See Neuroscience in the UI General Catalog to learn more about the major, course requirements, and graduating with honors.
Students interested in teaching should review the requirements for admission to the College of Education's Teacher Education Program and work closely with an academic adviser.
Neuroscience majors must meet the requirements for admission to the College of Liberal Arts and Sciences.
Students who major in neuroscience may not earn a second major in biology or psychology, but may earn a minor in either area.
Admission Requirements Tabs
Neuroscience students are encouraged to participate in cutting-edge research and learn different neuroscience techniques directly from faculty. Students are able to work in neuroscience laboratories affiliated with the Departments of Psychological and Brain Sciences and Biology as well as INI-affiliated neuroscience laboratories in the UI Carver College of Medicine.
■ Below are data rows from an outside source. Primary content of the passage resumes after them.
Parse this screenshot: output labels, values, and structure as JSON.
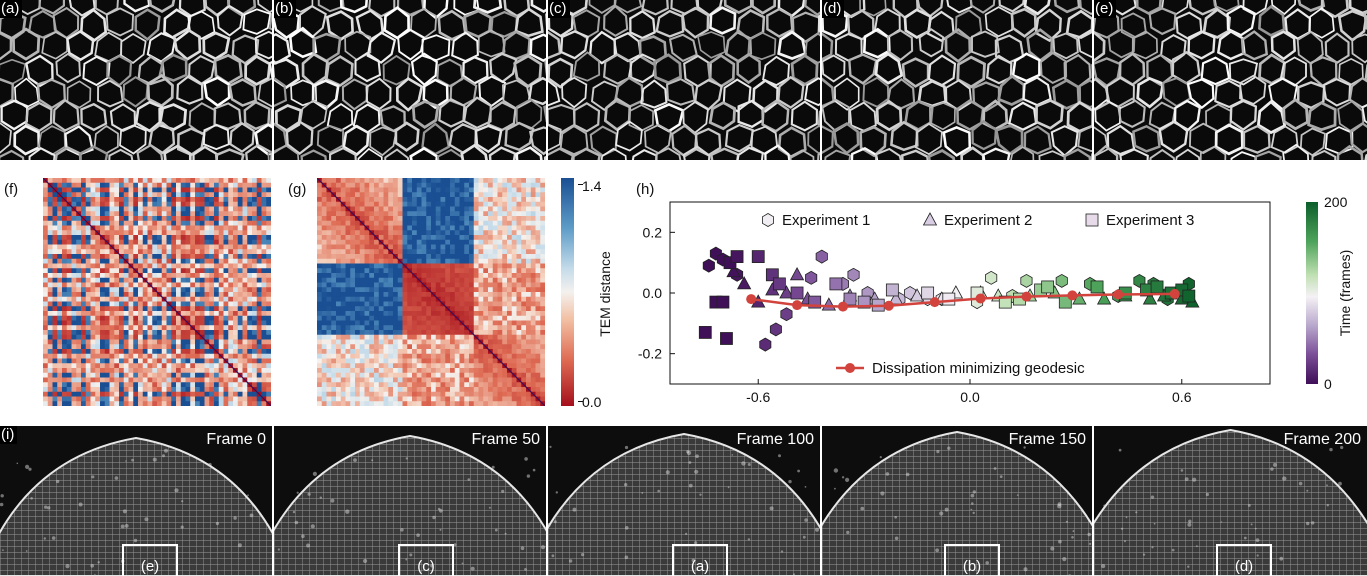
{
  "top_panels": [
    {
      "label": "(a)"
    },
    {
      "label": "(b)"
    },
    {
      "label": "(c)"
    },
    {
      "label": "(d)"
    },
    {
      "label": "(e)"
    }
  ],
  "panel_f": {
    "label": "(f)"
  },
  "panel_g": {
    "label": "(g)",
    "colorbar_label": "TEM distance",
    "colorbar_max": "1.4",
    "colorbar_min": "0.0",
    "colors": {
      "high": "#1a4f93",
      "mid": "#f4f1ee",
      "low": "#a50f1c"
    }
  },
  "panel_h": {
    "label": "(h)",
    "colorbar_label": "Time (frames)",
    "colorbar_max": "200",
    "colorbar_min": "0",
    "colors": {
      "high": "#0b5e2a",
      "mid": "#f5f1f5",
      "low": "#3f0f57",
      "geodesic": "#d2433d"
    },
    "legend": {
      "exp1": "Experiment 1",
      "exp2": "Experiment 2",
      "exp3": "Experiment 3",
      "geodesic": "Dissipation minimizing geodesic"
    }
  },
  "panel_i": {
    "label": "(i)"
  },
  "bottom_panels": [
    {
      "frame": "Frame 0",
      "inset": "(e)"
    },
    {
      "frame": "Frame 50",
      "inset": "(c)"
    },
    {
      "frame": "Frame 100",
      "inset": "(a)"
    },
    {
      "frame": "Frame 150",
      "inset": "(b)"
    },
    {
      "frame": "Frame 200",
      "inset": "(d)"
    }
  ],
  "chart_data": {
    "type": "scatter",
    "title": "",
    "xlabel": "",
    "ylabel": "",
    "xlim": [
      -0.85,
      0.85
    ],
    "ylim": [
      -0.3,
      0.3
    ],
    "xticks": [
      "-0.6",
      "0.0",
      "0.6"
    ],
    "yticks": [
      "0.2",
      "0.0",
      "-0.2"
    ],
    "legend_placement": "top",
    "colorbar": {
      "label": "Time (frames)",
      "min": 0,
      "max": 200
    },
    "series": [
      {
        "name": "Experiment 1",
        "marker": "hexagon",
        "points": [
          [
            -0.72,
            0.13
          ],
          [
            -0.7,
            0.11
          ],
          [
            -0.74,
            0.09
          ],
          [
            -0.66,
            0.06
          ],
          [
            -0.58,
            -0.17
          ],
          [
            -0.55,
            -0.12
          ],
          [
            -0.52,
            -0.07
          ],
          [
            -0.45,
            0.05
          ],
          [
            -0.42,
            0.12
          ],
          [
            -0.36,
            0.03
          ],
          [
            -0.33,
            0.06
          ],
          [
            -0.29,
            0.0
          ],
          [
            -0.2,
            -0.02
          ],
          [
            -0.17,
            0.0
          ],
          [
            -0.12,
            -0.02
          ],
          [
            -0.08,
            -0.02
          ],
          [
            0.02,
            -0.03
          ],
          [
            0.06,
            0.05
          ],
          [
            0.12,
            -0.01
          ],
          [
            0.16,
            0.04
          ],
          [
            0.26,
            0.04
          ],
          [
            0.34,
            0.03
          ],
          [
            0.42,
            -0.01
          ],
          [
            0.48,
            0.04
          ],
          [
            0.52,
            0.03
          ],
          [
            0.56,
            -0.02
          ],
          [
            0.62,
            0.03
          ]
        ]
      },
      {
        "name": "Experiment 2",
        "marker": "triangle",
        "points": [
          [
            -0.67,
            0.07
          ],
          [
            -0.64,
            0.03
          ],
          [
            -0.6,
            -0.03
          ],
          [
            -0.56,
            0.01
          ],
          [
            -0.52,
            0.0
          ],
          [
            -0.49,
            0.06
          ],
          [
            -0.46,
            -0.02
          ],
          [
            -0.4,
            -0.04
          ],
          [
            -0.34,
            -0.01
          ],
          [
            -0.27,
            -0.02
          ],
          [
            -0.21,
            -0.02
          ],
          [
            -0.15,
            -0.01
          ],
          [
            -0.08,
            -0.02
          ],
          [
            -0.04,
            0.0
          ],
          [
            0.03,
            0.0
          ],
          [
            0.08,
            -0.01
          ],
          [
            0.17,
            -0.01
          ],
          [
            0.24,
            0.0
          ],
          [
            0.31,
            -0.02
          ],
          [
            0.38,
            -0.02
          ],
          [
            0.44,
            -0.01
          ],
          [
            0.51,
            -0.02
          ],
          [
            0.55,
            -0.01
          ],
          [
            0.6,
            -0.02
          ],
          [
            0.63,
            -0.03
          ]
        ]
      },
      {
        "name": "Experiment 3",
        "marker": "square",
        "points": [
          [
            -0.75,
            -0.13
          ],
          [
            -0.72,
            -0.03
          ],
          [
            -0.7,
            -0.03
          ],
          [
            -0.69,
            -0.15
          ],
          [
            -0.68,
            0.1
          ],
          [
            -0.66,
            0.12
          ],
          [
            -0.6,
            0.12
          ],
          [
            -0.56,
            0.06
          ],
          [
            -0.54,
            0.03
          ],
          [
            -0.49,
            0.0
          ],
          [
            -0.44,
            -0.03
          ],
          [
            -0.38,
            0.03
          ],
          [
            -0.34,
            -0.02
          ],
          [
            -0.3,
            -0.03
          ],
          [
            -0.26,
            -0.04
          ],
          [
            -0.22,
            0.01
          ],
          [
            -0.12,
            0.0
          ],
          [
            -0.06,
            -0.02
          ],
          [
            0.02,
            0.0
          ],
          [
            0.1,
            -0.03
          ],
          [
            0.14,
            -0.02
          ],
          [
            0.2,
            0.01
          ],
          [
            0.22,
            0.02
          ],
          [
            0.27,
            -0.03
          ],
          [
            0.36,
            0.02
          ],
          [
            0.44,
            0.0
          ],
          [
            0.5,
            0.01
          ],
          [
            0.53,
            0.02
          ],
          [
            0.57,
            0.0
          ],
          [
            0.6,
            0.01
          ],
          [
            0.62,
            -0.01
          ]
        ]
      },
      {
        "name": "Dissipation minimizing geodesic",
        "marker": "circle-line",
        "points": [
          [
            -0.62,
            -0.02
          ],
          [
            -0.49,
            -0.04
          ],
          [
            -0.36,
            -0.045
          ],
          [
            -0.23,
            -0.042
          ],
          [
            -0.1,
            -0.03
          ],
          [
            0.03,
            -0.018
          ],
          [
            0.16,
            -0.012
          ],
          [
            0.29,
            -0.008
          ],
          [
            0.42,
            -0.005
          ],
          [
            0.58,
            -0.003
          ]
        ]
      }
    ]
  }
}
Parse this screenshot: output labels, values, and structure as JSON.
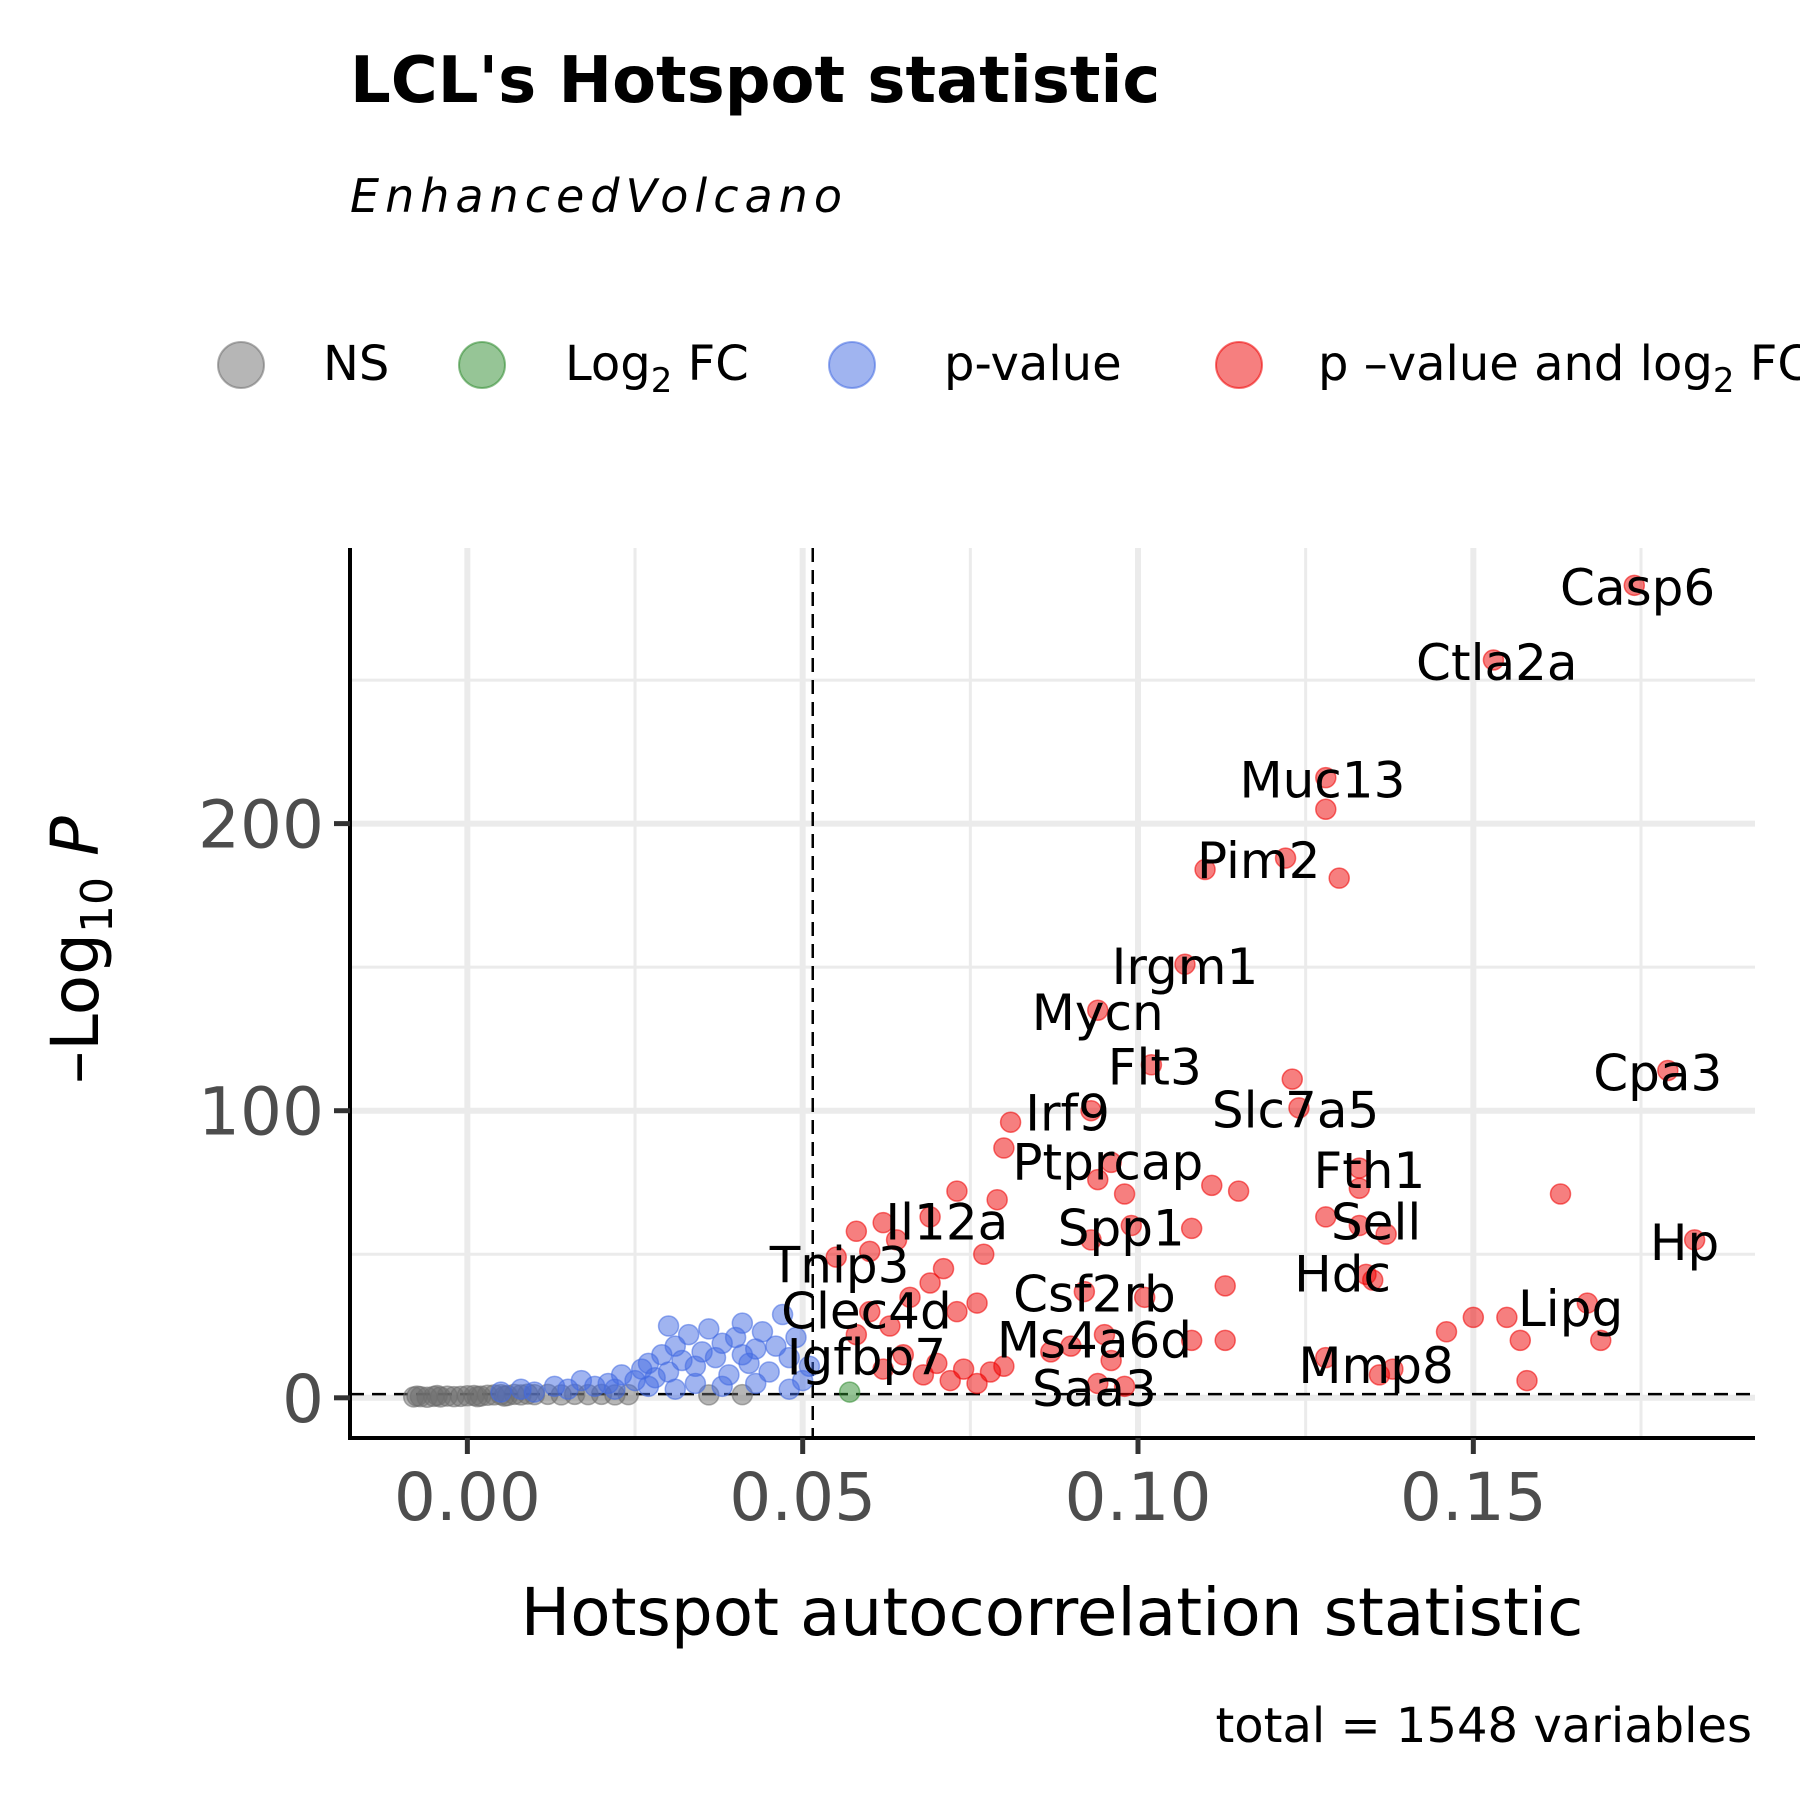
{
  "chart_data": {
    "type": "scatter",
    "title": "LCL's Hotspot statistic",
    "subtitle": "EnhancedVolcano",
    "xlabel": "Hotspot autocorrelation statistic",
    "ylabel_main": "Log",
    "ylabel_sub": "10",
    "ylabel_p": "P",
    "caption": "total = 1548 variables",
    "xlim": [
      -0.0175,
      0.192
    ],
    "ylim": [
      -14,
      296
    ],
    "xticks": [
      0.0,
      0.05,
      0.1,
      0.15
    ],
    "xtick_labels": [
      "0.00",
      "0.05",
      "0.10",
      "0.15"
    ],
    "yticks": [
      0,
      100,
      200
    ],
    "ytick_labels": [
      "0",
      "100",
      "200"
    ],
    "grid": true,
    "cutoff_x": 0.0515,
    "cutoff_y": 1.3,
    "legend_position": "top",
    "legend": [
      {
        "key": "NS",
        "label": "NS",
        "color": "#6e6e6e"
      },
      {
        "key": "FC",
        "label": "Log",
        "label_sub": "2",
        "label_tail": "FC",
        "color": "#2e8b2e"
      },
      {
        "key": "P",
        "label": "p-value",
        "color": "#4169e1"
      },
      {
        "key": "PFC",
        "label": "p –value and log",
        "label_sub": "2",
        "label_tail": "FC",
        "color": "#ee0000"
      }
    ],
    "colors": {
      "NS": "#6e6e6e",
      "FC": "#2e8b2e",
      "P": "#4169e1",
      "PFC": "#ee0000"
    },
    "series": [
      {
        "key": "NS",
        "points": [
          [
            -0.008,
            0.3
          ],
          [
            -0.007,
            0.4
          ],
          [
            -0.006,
            0.2
          ],
          [
            -0.005,
            0.5
          ],
          [
            -0.004,
            0.3
          ],
          [
            -0.003,
            0.6
          ],
          [
            -0.002,
            0.4
          ],
          [
            -0.001,
            0.5
          ],
          [
            0.0,
            0.7
          ],
          [
            0.001,
            0.8
          ],
          [
            0.002,
            0.6
          ],
          [
            0.003,
            0.9
          ],
          [
            0.004,
            1.0
          ],
          [
            0.005,
            1.1
          ],
          [
            0.006,
            0.8
          ],
          [
            0.007,
            1.2
          ],
          [
            0.008,
            1.0
          ],
          [
            0.009,
            1.3
          ],
          [
            0.01,
            1.1
          ],
          [
            0.012,
            1.2
          ],
          [
            0.014,
            1.0
          ],
          [
            0.016,
            1.2
          ],
          [
            0.018,
            1.1
          ],
          [
            0.02,
            1.2
          ],
          [
            0.022,
            1.0
          ],
          [
            0.024,
            1.1
          ],
          [
            0.036,
            1.0
          ],
          [
            0.041,
            1.1
          ],
          [
            -0.0075,
            0.6
          ],
          [
            -0.0045,
            0.8
          ],
          [
            0.0015,
            0.4
          ],
          [
            0.0055,
            0.6
          ]
        ]
      },
      {
        "key": "FC",
        "points": [
          [
            0.057,
            2.0
          ]
        ]
      },
      {
        "key": "P",
        "points": [
          [
            0.005,
            2
          ],
          [
            0.008,
            3
          ],
          [
            0.01,
            2
          ],
          [
            0.013,
            4
          ],
          [
            0.015,
            3
          ],
          [
            0.017,
            6
          ],
          [
            0.019,
            4
          ],
          [
            0.021,
            5
          ],
          [
            0.023,
            8
          ],
          [
            0.025,
            6
          ],
          [
            0.026,
            10
          ],
          [
            0.027,
            12
          ],
          [
            0.028,
            7
          ],
          [
            0.029,
            15
          ],
          [
            0.03,
            9
          ],
          [
            0.031,
            18
          ],
          [
            0.032,
            13
          ],
          [
            0.033,
            22
          ],
          [
            0.034,
            11
          ],
          [
            0.035,
            16
          ],
          [
            0.036,
            24
          ],
          [
            0.037,
            14
          ],
          [
            0.038,
            19
          ],
          [
            0.039,
            8
          ],
          [
            0.04,
            21
          ],
          [
            0.041,
            26
          ],
          [
            0.042,
            12
          ],
          [
            0.043,
            17
          ],
          [
            0.044,
            23
          ],
          [
            0.045,
            9
          ],
          [
            0.046,
            18
          ],
          [
            0.047,
            29
          ],
          [
            0.048,
            14
          ],
          [
            0.049,
            21
          ],
          [
            0.05,
            6
          ],
          [
            0.051,
            11
          ],
          [
            0.022,
            3
          ],
          [
            0.027,
            4
          ],
          [
            0.031,
            3
          ],
          [
            0.034,
            5
          ],
          [
            0.038,
            4
          ],
          [
            0.043,
            5
          ],
          [
            0.048,
            3
          ],
          [
            0.03,
            25
          ],
          [
            0.041,
            15
          ]
        ]
      },
      {
        "key": "PFC",
        "points": [
          [
            0.174,
            283
          ],
          [
            0.153,
            257
          ],
          [
            0.128,
            216
          ],
          [
            0.128,
            205
          ],
          [
            0.11,
            184
          ],
          [
            0.122,
            188
          ],
          [
            0.13,
            181
          ],
          [
            0.107,
            151
          ],
          [
            0.094,
            135
          ],
          [
            0.102,
            116
          ],
          [
            0.123,
            111
          ],
          [
            0.124,
            101
          ],
          [
            0.179,
            114
          ],
          [
            0.081,
            96
          ],
          [
            0.08,
            87
          ],
          [
            0.093,
            100
          ],
          [
            0.096,
            82
          ],
          [
            0.094,
            76
          ],
          [
            0.098,
            71
          ],
          [
            0.111,
            74
          ],
          [
            0.115,
            72
          ],
          [
            0.133,
            80
          ],
          [
            0.133,
            73
          ],
          [
            0.163,
            71
          ],
          [
            0.062,
            61
          ],
          [
            0.073,
            72
          ],
          [
            0.079,
            69
          ],
          [
            0.069,
            63
          ],
          [
            0.128,
            63
          ],
          [
            0.133,
            60
          ],
          [
            0.137,
            57
          ],
          [
            0.099,
            60
          ],
          [
            0.108,
            59
          ],
          [
            0.093,
            55
          ],
          [
            0.183,
            55
          ],
          [
            0.058,
            58
          ],
          [
            0.06,
            51
          ],
          [
            0.055,
            49
          ],
          [
            0.064,
            55
          ],
          [
            0.077,
            50
          ],
          [
            0.134,
            43
          ],
          [
            0.135,
            41
          ],
          [
            0.113,
            39
          ],
          [
            0.092,
            37
          ],
          [
            0.101,
            35
          ],
          [
            0.076,
            33
          ],
          [
            0.155,
            28
          ],
          [
            0.15,
            28
          ],
          [
            0.167,
            33
          ],
          [
            0.169,
            20
          ],
          [
            0.157,
            20
          ],
          [
            0.146,
            23
          ],
          [
            0.113,
            20
          ],
          [
            0.108,
            20
          ],
          [
            0.095,
            22
          ],
          [
            0.09,
            18
          ],
          [
            0.087,
            16
          ],
          [
            0.096,
            13
          ],
          [
            0.128,
            14
          ],
          [
            0.136,
            8
          ],
          [
            0.138,
            10
          ],
          [
            0.158,
            6
          ],
          [
            0.094,
            5
          ],
          [
            0.098,
            4
          ],
          [
            0.062,
            10
          ],
          [
            0.065,
            15
          ],
          [
            0.068,
            8
          ],
          [
            0.07,
            12
          ],
          [
            0.072,
            6
          ],
          [
            0.074,
            10
          ],
          [
            0.076,
            5
          ],
          [
            0.078,
            9
          ],
          [
            0.08,
            11
          ],
          [
            0.071,
            45
          ],
          [
            0.066,
            35
          ],
          [
            0.06,
            30
          ],
          [
            0.058,
            22
          ],
          [
            0.063,
            25
          ],
          [
            0.069,
            40
          ],
          [
            0.073,
            30
          ]
        ]
      }
    ],
    "labels": [
      {
        "text": "Casp6",
        "x": 0.1745,
        "y": 282
      },
      {
        "text": "Ctla2a",
        "x": 0.1535,
        "y": 256
      },
      {
        "text": "Muc13",
        "x": 0.1275,
        "y": 215
      },
      {
        "text": "Pim2",
        "x": 0.118,
        "y": 187
      },
      {
        "text": "Irgm1",
        "x": 0.107,
        "y": 150
      },
      {
        "text": "Mycn",
        "x": 0.094,
        "y": 134
      },
      {
        "text": "Flt3",
        "x": 0.1025,
        "y": 115
      },
      {
        "text": "Cpa3",
        "x": 0.1775,
        "y": 113
      },
      {
        "text": "Irf9",
        "x": 0.0895,
        "y": 99
      },
      {
        "text": "Slc7a5",
        "x": 0.1235,
        "y": 100
      },
      {
        "text": "Ptprcap",
        "x": 0.0955,
        "y": 82
      },
      {
        "text": "Fth1",
        "x": 0.1345,
        "y": 79
      },
      {
        "text": "Il12a",
        "x": 0.0715,
        "y": 61
      },
      {
        "text": "Sell",
        "x": 0.1355,
        "y": 61
      },
      {
        "text": "Spp1",
        "x": 0.0975,
        "y": 59
      },
      {
        "text": "Hp",
        "x": 0.1815,
        "y": 54
      },
      {
        "text": "Tnip3",
        "x": 0.0555,
        "y": 46
      },
      {
        "text": "Hdc",
        "x": 0.1305,
        "y": 43
      },
      {
        "text": "Csf2rb",
        "x": 0.0935,
        "y": 36
      },
      {
        "text": "Lipg",
        "x": 0.1645,
        "y": 31
      },
      {
        "text": "Clec4d",
        "x": 0.0595,
        "y": 30
      },
      {
        "text": "Ms4a6d",
        "x": 0.0935,
        "y": 20
      },
      {
        "text": "Igfbp7",
        "x": 0.0595,
        "y": 14
      },
      {
        "text": "Mmp8",
        "x": 0.1355,
        "y": 11
      },
      {
        "text": "Saa3",
        "x": 0.0935,
        "y": 3
      }
    ]
  }
}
As a result, students have a unique opportunity to choose among a large variety of research options.
Faculty, Facilities, and Resources
Completion of a new six-story, 66,470-square-foot Psychological and Brain Sciences Building is tentatively scheduled for 2019. The building will feature light-filled open spaces, state-of-the-art classrooms, cutting-edge laboratories, and learning commons space for students.
The adjacent Department of Biology is housed in two large buildings connected by a skybridge and encompasses renovated laboratories, TILE (Transform, Interact, Learn, Engage) and lecture classrooms, and core facilities.
The Neurobiology Lab course space has been completely renovated as a combined wet lab/TILE classroom that will provide majors with an unsurpassed experiential learning environment. The Carver Center for Genomics offers in-house DNA sequencing and a variety of instrumentation, while the Carver Center for Imaging houses two multiphoton/confocal microscopes utilized for student research.
The INI offers further research cores, a wide variety of events, seminars, and grant programs, as well as access to dozens of neuroscience faculty who can mentor students conducting Honors research.
Iowa graduates have job placement rates ranging from 86-100 percent, depending on their area of study, and our Pomerantz Career Center offers multiple resources to help students find internships and jobs.
Neuroscience provides an excellent background and training for many disciplines. This major prepares students for careers in any of the health-related professions, including medicine, dentistry, and physical therapy, for graduate study, and for work in the biomedical industry.